Version 1.1.0. is out (2017 01. 31.)



  • added: CommonAncestor, DivergenceTime, AncestorIndex, TreeDistanceMatrix, TreeTop, $PhylogeneticsVersionNumber.

  • fixed: Usage message corrections.


  • feature: Straight Cladogram edges, branching according to angle.

  • modified: LeafQ and NodeQ now can be applied to a single argument representing a node association.

  • renamed: SubnodeIndex to DescendantIndex.

  • modified: Code was made compatible down to Mathematica 10.0. No compatibility before that due to heavy usage of associations.




I had to deal with some phylogenetic trees in papers that did not publish exact data for all nodes (e.g. see this paper). I ended up coding a full package to handle Newick and other phylogenetic trees.

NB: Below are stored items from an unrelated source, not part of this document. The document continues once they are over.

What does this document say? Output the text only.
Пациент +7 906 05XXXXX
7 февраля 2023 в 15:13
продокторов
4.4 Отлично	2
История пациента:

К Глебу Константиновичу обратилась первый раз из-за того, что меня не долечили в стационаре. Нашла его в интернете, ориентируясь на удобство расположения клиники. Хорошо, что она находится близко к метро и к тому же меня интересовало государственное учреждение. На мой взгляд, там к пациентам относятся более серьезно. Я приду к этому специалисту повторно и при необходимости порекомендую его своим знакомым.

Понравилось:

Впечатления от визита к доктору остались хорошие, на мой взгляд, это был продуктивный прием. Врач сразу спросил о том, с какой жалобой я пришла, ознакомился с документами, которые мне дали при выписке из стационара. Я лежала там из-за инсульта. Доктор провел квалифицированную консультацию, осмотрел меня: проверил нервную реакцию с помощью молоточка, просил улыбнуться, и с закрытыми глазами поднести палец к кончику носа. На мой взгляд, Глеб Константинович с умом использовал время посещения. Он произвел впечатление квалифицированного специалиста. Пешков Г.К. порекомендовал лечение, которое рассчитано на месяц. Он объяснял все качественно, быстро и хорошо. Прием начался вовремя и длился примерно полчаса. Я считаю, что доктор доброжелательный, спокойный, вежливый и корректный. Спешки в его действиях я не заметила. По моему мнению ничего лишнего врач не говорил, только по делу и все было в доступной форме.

Hope it could save some time for others.


The Phylogenetics` package can:



  • parse a Newick tree string to a Mathematica-usable Tree object and write a Tree object to a Newick string;


  • parse a Cluster object of the HierarchicalClustering` package to a Tree and convert a Tree to Cluster representation;

  • test properties of Tree objects;

  • extract vertices, edges, internal nodes, leafs, sub- and supertrees of Tree objects;

  • directly calculate various properties of Tree objects like paths and distances between vertices;

  • convert a Tree object to Graph, and a tree Graph to Tree; any tree graph (TreeGraph, ClusteringTree, etc.) for which TreeGraphQ returns True can be converted to Tree;

  • convert a Tree object or a tree Graph object to Cladogram graph,

  • provide some example trees in Newick and Cluster format.


The Tree representation follows closely the Newick format, but is a full representation where nothing is omitted. A tree is technically a directed, acyclic graph with an explicit metric defined along the branching dimension (instead of between leaf nodes as with e.g. Dendrogram). Each vertex is represented as an association of basic properties minimally required to describe a tree:




  • "Name" specifies the unique name of the vertex, just like in Graph; can be any expression.

  • "Label" specifies the label of the vertex that might appear when the tree is displayed as a graph; can be any expression.

  • "BranchLength" specifies the numerical distance of the vertex to its parent vertex.

  • "Type" specifies the type of the vertex, either as "Node" for internal nodes or "Leaf" for terminal nodes.


Nodes are formatted by default to appear simplified as grey boxes not to increase clutter; the tree structure is best visible in this form.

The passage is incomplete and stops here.